Le principe scientifique derrière l'expérience
Les slips resteront enfouis pendant plusieurs semaines, avant d'être déterrés et exposés en septembre. Leur état de dégradation servira d'indicateur clé. Plus le textile sera décomposé, plus l'activité biologique du sol sera considérée comme intense, révélant la présence active de micro-organismes tels que les bactéries et les champignons. Ces acteurs invisibles sont essentiels à la fertilité des sols et au bon fonctionnement des écosystèmes.
La Ville de Nantes, dans un communiqué relayé par Actu Nantes, explique que cette démarche vise à "sensibiliser le grand public à la richesse biologique des sols, souvent méconnue mais essentielle". Le choix du coton n'est pas anodin : il s'agit d'un matériau naturel qui ne pollue pas les sols, permettant une évaluation propre de l'activité microbienne.
Une inspiration venue d'ailleurs
Cette opération nantais n'est pas une première en France. Elle s'inspire d'expériences similaires menées ailleurs, notamment :
- Une initiative au Canada il y a une dizaine d'années
- Des tests dans l'Hérault en 2019, où des slips avaient été enterrés dans des vignes et des cultures
Jackie Galabrun-Boulbès, vice-présidente de la Métropole de Montpellier, avait alors détaillé ces expérimentations, soulignant leur utilité pour porter "un regard différent sur la vie des sols", comme l'avait anticipé le viticulteur Fabien Diet à Montaud.

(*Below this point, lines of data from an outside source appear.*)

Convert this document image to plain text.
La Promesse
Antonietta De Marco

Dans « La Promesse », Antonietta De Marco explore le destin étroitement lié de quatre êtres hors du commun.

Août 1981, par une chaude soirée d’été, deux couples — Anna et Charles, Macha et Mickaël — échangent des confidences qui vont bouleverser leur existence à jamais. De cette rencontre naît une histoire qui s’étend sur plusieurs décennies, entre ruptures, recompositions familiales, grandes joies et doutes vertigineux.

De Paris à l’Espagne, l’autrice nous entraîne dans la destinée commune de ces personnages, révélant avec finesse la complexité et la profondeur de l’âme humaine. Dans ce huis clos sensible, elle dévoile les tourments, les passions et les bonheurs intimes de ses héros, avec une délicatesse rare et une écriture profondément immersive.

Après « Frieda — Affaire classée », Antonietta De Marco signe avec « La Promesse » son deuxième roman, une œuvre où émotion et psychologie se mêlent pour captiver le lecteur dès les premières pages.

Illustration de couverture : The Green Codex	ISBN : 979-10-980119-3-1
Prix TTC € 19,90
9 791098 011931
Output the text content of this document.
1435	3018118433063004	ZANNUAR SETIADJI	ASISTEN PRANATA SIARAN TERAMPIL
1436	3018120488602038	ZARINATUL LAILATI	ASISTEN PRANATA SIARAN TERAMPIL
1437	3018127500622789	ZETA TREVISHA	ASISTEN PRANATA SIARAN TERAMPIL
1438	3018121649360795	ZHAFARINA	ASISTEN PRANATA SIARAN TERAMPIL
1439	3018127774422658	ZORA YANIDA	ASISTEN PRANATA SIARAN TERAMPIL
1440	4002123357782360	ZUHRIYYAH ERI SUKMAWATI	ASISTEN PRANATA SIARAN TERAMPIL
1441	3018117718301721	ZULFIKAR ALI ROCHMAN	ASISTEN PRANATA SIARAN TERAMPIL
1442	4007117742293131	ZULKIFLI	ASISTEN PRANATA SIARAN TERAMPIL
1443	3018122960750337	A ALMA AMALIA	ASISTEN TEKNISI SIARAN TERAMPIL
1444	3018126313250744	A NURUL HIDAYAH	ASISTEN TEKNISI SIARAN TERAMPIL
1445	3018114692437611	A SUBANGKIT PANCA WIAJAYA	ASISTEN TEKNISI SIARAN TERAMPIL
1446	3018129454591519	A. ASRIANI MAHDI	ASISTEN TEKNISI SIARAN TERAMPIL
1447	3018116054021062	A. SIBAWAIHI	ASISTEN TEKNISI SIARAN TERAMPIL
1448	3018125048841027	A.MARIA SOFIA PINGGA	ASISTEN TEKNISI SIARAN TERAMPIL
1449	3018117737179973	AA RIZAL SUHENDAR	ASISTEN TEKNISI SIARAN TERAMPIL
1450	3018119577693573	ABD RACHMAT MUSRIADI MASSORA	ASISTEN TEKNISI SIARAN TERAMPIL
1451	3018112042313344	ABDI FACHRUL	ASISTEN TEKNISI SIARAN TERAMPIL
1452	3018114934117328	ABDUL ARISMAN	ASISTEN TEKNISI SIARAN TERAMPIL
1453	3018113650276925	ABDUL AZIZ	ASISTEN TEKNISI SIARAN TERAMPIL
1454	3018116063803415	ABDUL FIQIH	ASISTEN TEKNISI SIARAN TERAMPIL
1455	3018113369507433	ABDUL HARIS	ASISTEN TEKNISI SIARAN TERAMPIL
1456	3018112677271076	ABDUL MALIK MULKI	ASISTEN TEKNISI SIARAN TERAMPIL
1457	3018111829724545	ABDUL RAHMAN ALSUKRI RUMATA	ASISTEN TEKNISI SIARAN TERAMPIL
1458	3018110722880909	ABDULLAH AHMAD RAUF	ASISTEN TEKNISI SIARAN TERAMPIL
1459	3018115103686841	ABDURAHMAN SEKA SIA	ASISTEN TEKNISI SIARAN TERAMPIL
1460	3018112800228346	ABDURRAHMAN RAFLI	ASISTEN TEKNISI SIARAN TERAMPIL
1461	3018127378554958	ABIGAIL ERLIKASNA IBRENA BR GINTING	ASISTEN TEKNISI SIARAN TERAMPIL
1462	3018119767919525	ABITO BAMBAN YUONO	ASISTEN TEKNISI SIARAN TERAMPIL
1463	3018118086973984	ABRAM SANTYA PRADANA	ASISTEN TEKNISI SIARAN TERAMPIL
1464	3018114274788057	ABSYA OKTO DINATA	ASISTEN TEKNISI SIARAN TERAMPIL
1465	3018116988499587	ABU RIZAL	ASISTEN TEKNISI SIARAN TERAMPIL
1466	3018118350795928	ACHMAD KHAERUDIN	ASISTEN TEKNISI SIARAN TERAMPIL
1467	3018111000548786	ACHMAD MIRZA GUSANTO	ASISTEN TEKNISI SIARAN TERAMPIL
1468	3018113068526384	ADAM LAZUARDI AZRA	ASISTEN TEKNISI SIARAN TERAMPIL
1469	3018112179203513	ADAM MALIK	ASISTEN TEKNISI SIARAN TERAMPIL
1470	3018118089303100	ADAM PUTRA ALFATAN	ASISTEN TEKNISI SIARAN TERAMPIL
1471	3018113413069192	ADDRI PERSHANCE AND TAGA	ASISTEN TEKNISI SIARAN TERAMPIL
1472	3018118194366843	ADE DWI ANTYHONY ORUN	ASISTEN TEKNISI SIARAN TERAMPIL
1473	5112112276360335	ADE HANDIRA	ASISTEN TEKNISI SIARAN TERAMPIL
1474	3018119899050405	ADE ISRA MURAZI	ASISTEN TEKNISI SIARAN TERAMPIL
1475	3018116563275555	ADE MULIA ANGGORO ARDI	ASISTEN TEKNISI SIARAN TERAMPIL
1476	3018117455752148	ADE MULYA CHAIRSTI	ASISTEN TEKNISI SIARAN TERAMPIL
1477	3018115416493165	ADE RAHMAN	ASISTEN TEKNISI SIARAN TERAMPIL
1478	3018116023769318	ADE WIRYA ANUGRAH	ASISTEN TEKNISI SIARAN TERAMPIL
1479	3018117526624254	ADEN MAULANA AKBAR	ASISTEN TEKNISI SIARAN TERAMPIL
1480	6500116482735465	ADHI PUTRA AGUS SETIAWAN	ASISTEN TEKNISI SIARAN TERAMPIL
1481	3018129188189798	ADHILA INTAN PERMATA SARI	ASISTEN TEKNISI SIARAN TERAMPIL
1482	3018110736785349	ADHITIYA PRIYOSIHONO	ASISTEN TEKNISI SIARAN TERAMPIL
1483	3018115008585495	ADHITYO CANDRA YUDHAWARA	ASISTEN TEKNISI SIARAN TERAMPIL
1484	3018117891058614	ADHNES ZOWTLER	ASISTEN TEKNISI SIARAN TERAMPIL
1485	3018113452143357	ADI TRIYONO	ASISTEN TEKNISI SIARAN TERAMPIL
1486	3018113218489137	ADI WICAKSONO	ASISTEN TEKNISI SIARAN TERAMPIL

Des applications concrètes pour l'agriculture et l'urbanisme
Les résultats de telles analyses permettent d'adapter les pratiques agricoles et urbaines. Sébastien Larnaud, de la chambre d'agriculture de l'Hérault, avait prédit après une récolte à Saint-Drézéry que ces données aideraient à déterminer les bonnes doses d'engrais et les meilleurs porte-greffes.
Morgane Maitrejean, anciennement chargée de mission agro-environnement à l'agence de l'eau, avait précisé que la profondeur de vingt centimètres était idéale car c'est à ce niveau que la vie du sol est la plus active. Cette approche simple mais efficace offre ainsi un moyen accessible d'évaluer la qualité des sols et de repenser leur gestion.
À Nantes, cette opération s'inscrit dans une démarche plus large de promotion de la biodiversité urbaine et d'éducation à l'environnement. Elle rappelle que sous nos pieds se cache un monde vivant complexe, dont la santé influence directement celle de nos écosystèmes et de nos cultures.